Pero había un problema: el maestro
Tomás no recibía su sueldo. Aunque trabajaba con alegría y dedicación, el
dinero que debía recibir del Ayuntamiento nunca llegaba a sus manos.
Al principio, Tomás pensó que podía
esperar. “Paciencia”, se decía, “lo importante es que los niños aprendan”. Pero
los días pasaron y el dinero seguía sin llegar. Entonces, con tristeza, decidió
irse a buscar cómo vivir mientras su sueldo se arreglaba.

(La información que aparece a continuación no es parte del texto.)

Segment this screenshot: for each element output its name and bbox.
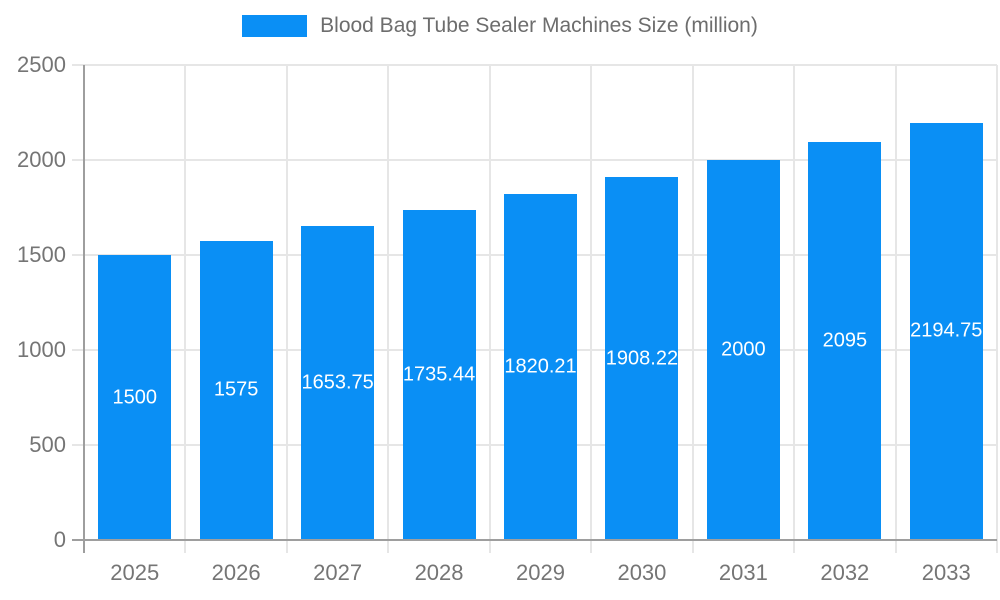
bar-2028[interactable] <box>402 210 476 539</box>
bar-2032[interactable] <box>808 141 882 539</box>
y-tick-label: 2500 <box>17 52 66 77</box>
x-tick-label: 2028 <box>414 560 464 585</box>
gridline-v <box>184 65 187 553</box>
x-tick-label: 2032 <box>820 560 870 585</box>
bar-2027[interactable] <box>301 225 375 539</box>
gridline-h <box>72 64 997 66</box>
gridline-v <box>996 65 998 553</box>
legend-swatch <box>242 15 308 37</box>
bar-value-label: 1908.22 <box>605 347 679 370</box>
bar-2033[interactable] <box>909 122 983 539</box>
x-tick-label: 2029 <box>516 560 565 585</box>
x-tick-label: 2026 <box>211 560 261 585</box>
bar-2025[interactable] <box>98 255 172 539</box>
gridline-v <box>691 65 694 553</box>
bar-2026[interactable] <box>199 240 273 539</box>
y-tick-label: 0 <box>53 527 66 552</box>
y-tick-label: 1500 <box>17 242 66 267</box>
bar-2031[interactable] <box>706 160 780 539</box>
x-tick-label: 2033 <box>921 560 971 585</box>
bar-value-label: 2095 <box>822 329 868 352</box>
legend-label: Blood Bag Tube Sealer Machines Size (mil… <box>320 14 758 37</box>
y-tick-label: 1000 <box>17 337 66 362</box>
bar-value-label: 2194.75 <box>910 319 983 342</box>
gridline-v <box>387 65 390 553</box>
gridline-v <box>285 65 288 553</box>
gridline-v <box>488 65 491 553</box>
bar-2030[interactable] <box>605 177 679 539</box>
bar-value-label: 1735.44 <box>402 363 476 386</box>
bar-value-label: 1575 <box>213 378 259 401</box>
bar-value-label: 1653.75 <box>301 371 374 394</box>
bar-value-label: 2000 <box>721 338 766 361</box>
gridline-v <box>590 65 593 553</box>
gridline-v <box>894 65 897 553</box>
gridline-v <box>793 65 796 553</box>
y-tick-label: 500 <box>29 432 66 457</box>
y-axis-line <box>83 65 85 553</box>
legend: Blood Bag Tube Sealer Machines Size (mil… <box>0 14 1000 38</box>
x-tick-label: 2027 <box>313 560 363 585</box>
x-axis-baseline <box>72 539 997 541</box>
x-tick-label: 2025 <box>110 560 160 585</box>
gridline-h <box>72 159 997 161</box>
x-tick-label: 2030 <box>617 560 667 585</box>
bar-2029[interactable] <box>504 194 577 539</box>
bar-value-label: 1500 <box>112 386 157 408</box>
y-tick-label: 2000 <box>17 147 66 172</box>
x-tick-label: 2031 <box>718 560 768 585</box>
bar-value-label: 1820.21 <box>504 355 577 378</box>
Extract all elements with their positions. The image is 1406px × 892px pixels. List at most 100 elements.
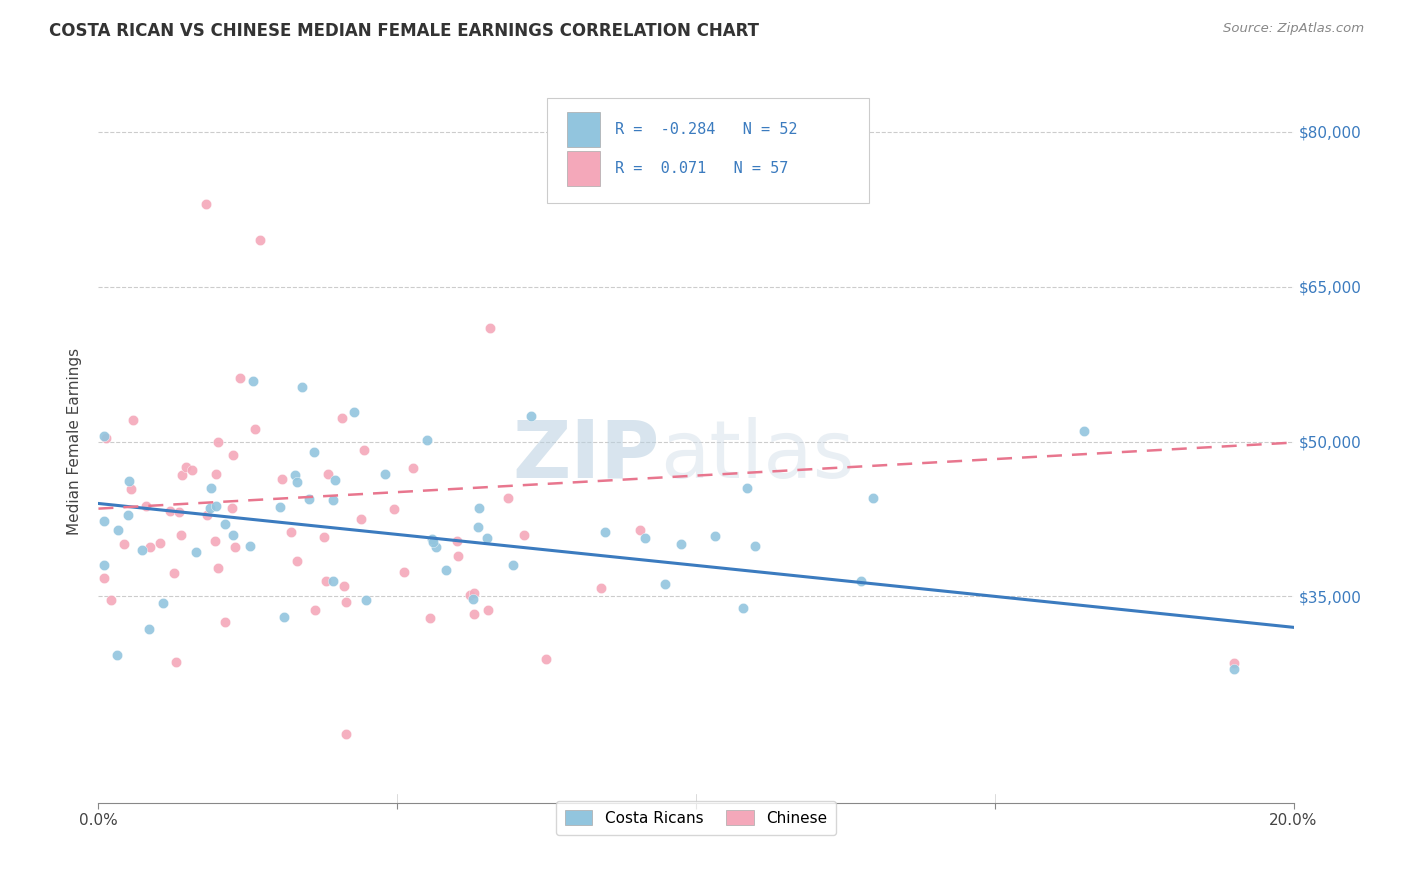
- Point: [163, 566, 186, 580]
- Point: [315, 574, 337, 588]
- Point: [335, 727, 357, 741]
- Point: [475, 531, 498, 545]
- Point: [479, 321, 502, 335]
- Point: [112, 537, 135, 551]
- Point: [204, 533, 226, 548]
- Point: [131, 542, 153, 557]
- Point: [422, 532, 444, 546]
- Point: [180, 463, 202, 477]
- FancyBboxPatch shape: [547, 98, 869, 203]
- Bar: [567, 151, 600, 186]
- Point: [285, 475, 308, 489]
- Point: [304, 603, 326, 617]
- Point: [353, 442, 375, 457]
- Point: [654, 577, 676, 591]
- Point: [467, 520, 489, 534]
- Point: [122, 413, 145, 427]
- Point: [350, 511, 373, 525]
- Point: [152, 596, 174, 610]
- Point: [434, 563, 457, 577]
- Point: [221, 500, 243, 515]
- Point: [243, 422, 266, 436]
- Point: [733, 601, 755, 615]
- Point: [174, 460, 197, 475]
- Point: [446, 534, 468, 549]
- Point: [239, 539, 262, 553]
- Point: [107, 524, 129, 538]
- Point: [316, 467, 339, 481]
- Point: [1223, 662, 1246, 676]
- Point: [416, 433, 439, 447]
- Point: [502, 558, 524, 572]
- Point: [269, 500, 291, 514]
- Point: [249, 233, 271, 247]
- Point: [513, 528, 536, 542]
- Point: [323, 473, 346, 487]
- Point: [322, 574, 344, 588]
- Point: [242, 374, 264, 388]
- Point: [167, 505, 190, 519]
- Point: [214, 517, 236, 532]
- Point: [165, 655, 187, 669]
- Point: [195, 508, 218, 522]
- Point: [382, 501, 405, 516]
- Point: [198, 500, 221, 515]
- Point: [744, 540, 766, 554]
- Text: COSTA RICAN VS CHINESE MEDIAN FEMALE EARNINGS CORRELATION CHART: COSTA RICAN VS CHINESE MEDIAN FEMALE EAR…: [49, 22, 759, 40]
- Point: [93, 558, 115, 572]
- Point: [342, 405, 364, 419]
- Point: [496, 491, 519, 506]
- Point: [1073, 424, 1095, 438]
- Point: [467, 501, 489, 516]
- Point: [195, 197, 218, 211]
- Point: [224, 541, 246, 555]
- Point: [229, 371, 252, 385]
- Point: [290, 380, 312, 394]
- Point: [425, 540, 447, 554]
- Point: [214, 615, 236, 629]
- Point: [312, 530, 335, 544]
- Point: [520, 409, 543, 423]
- Point: [149, 535, 172, 549]
- Point: [105, 648, 128, 662]
- Text: atlas: atlas: [661, 417, 855, 495]
- Point: [204, 467, 226, 481]
- Point: [207, 434, 229, 449]
- Point: [463, 607, 485, 622]
- Point: [634, 531, 657, 545]
- Point: [117, 508, 139, 523]
- Text: R =  0.071   N = 57: R = 0.071 N = 57: [614, 161, 789, 176]
- Text: Source: ZipAtlas.com: Source: ZipAtlas.com: [1223, 22, 1364, 36]
- Point: [536, 652, 558, 666]
- Point: [354, 592, 377, 607]
- Point: [447, 549, 470, 563]
- Point: [118, 474, 141, 488]
- Point: [273, 610, 295, 624]
- Point: [170, 527, 193, 541]
- Point: [419, 611, 441, 625]
- Point: [477, 603, 499, 617]
- Legend: Costa Ricans, Chinese: Costa Ricans, Chinese: [555, 801, 837, 835]
- Point: [330, 410, 353, 425]
- Point: [284, 467, 307, 482]
- Point: [374, 467, 396, 482]
- Point: [207, 560, 229, 574]
- Point: [285, 554, 308, 568]
- Point: [704, 529, 727, 543]
- Point: [298, 491, 321, 506]
- Point: [402, 461, 425, 475]
- Point: [93, 571, 115, 585]
- Point: [139, 540, 162, 554]
- Point: [463, 592, 485, 607]
- Point: [96, 431, 118, 445]
- Point: [322, 492, 344, 507]
- Text: R =  -0.284   N = 52: R = -0.284 N = 52: [614, 122, 797, 136]
- Point: [335, 595, 357, 609]
- Point: [200, 481, 222, 495]
- Point: [159, 504, 181, 518]
- Point: [222, 528, 245, 542]
- Point: [271, 472, 294, 486]
- Point: [205, 499, 228, 513]
- Point: [669, 537, 692, 551]
- Point: [222, 448, 245, 462]
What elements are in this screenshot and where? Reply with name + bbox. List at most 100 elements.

El pueblo quedó muy silencioso. Los
niños extrañaban al maestro, y el aula estaba vacía. Los padres se preocuparon
y hablaron con el alcalde, que era quien debía asegurarse de que los maestros
recibieran su pago.
El alcalde revisó los fondos del
Ayuntamiento y se dio cuenta de que había dinero suficiente para pagarle a
Tomás. Llamó a un delegado desde Huesca y juntos organizaron todo para que el
maestro recibiera lo que le correspondía.
En pocos días, el maestro Tomás
regresó al pueblo, con su sonrisa y sus libros bajo el brazo. Los niños
aplaudieron y corrieron a abrazarlo, felices de tenerlo de nuevo enseñando.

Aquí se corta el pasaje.